A 28-year-old office worker in Wuhan described empty streets and bed shortages at hospitals. He said he was anxious because he had developed a cough. The Globe and Mail is not identifying him because he is worried he could be placed in isolation.

“The Chinese government has a long history of minimizing the seriousness and hiding facts around public safety,” said Zhang Lifan, a Chinese historian and Communist Party critic. And ”the public is fed up with dishonesty and lies.

“The only difference between the Wuhan virus and SARS is that this time it was people within China, within the infected zone, that first came out to tell the public what was going on,” Mr. Zhang said. “That’s a result of developments in internet and telecommunications.”

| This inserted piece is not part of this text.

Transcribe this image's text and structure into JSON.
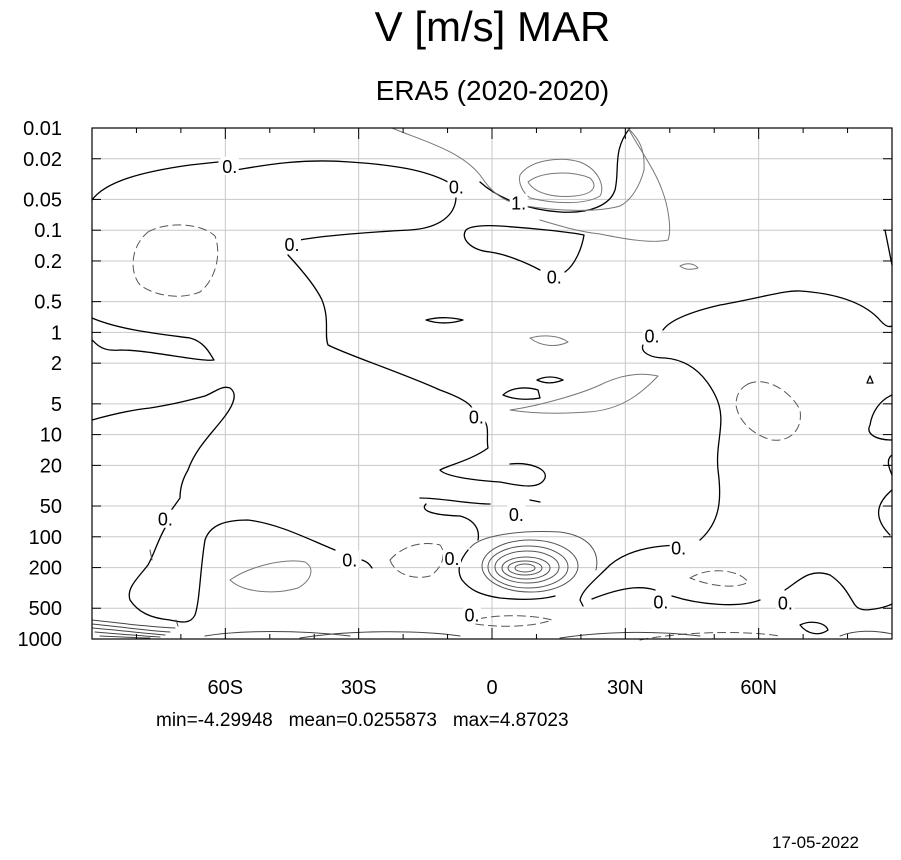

Chinese authorities maintain the ability to delete large volumes of online commentary they consider unacceptable. But the abundance of critical commentary Tuesday suggested a recognition by authorities that there are also risks in suppressing the conversation.

“They know what a tinder box they’re presiding over,” said Scott Savitt, an author and former China correspondent who remains a keen observer of the country. Although much smaller in scale, it reminded him of the more open environment ahead of the 1989 Tiananmen Square crackdown, amid “fear that an overly harsh response might cause more social instability.”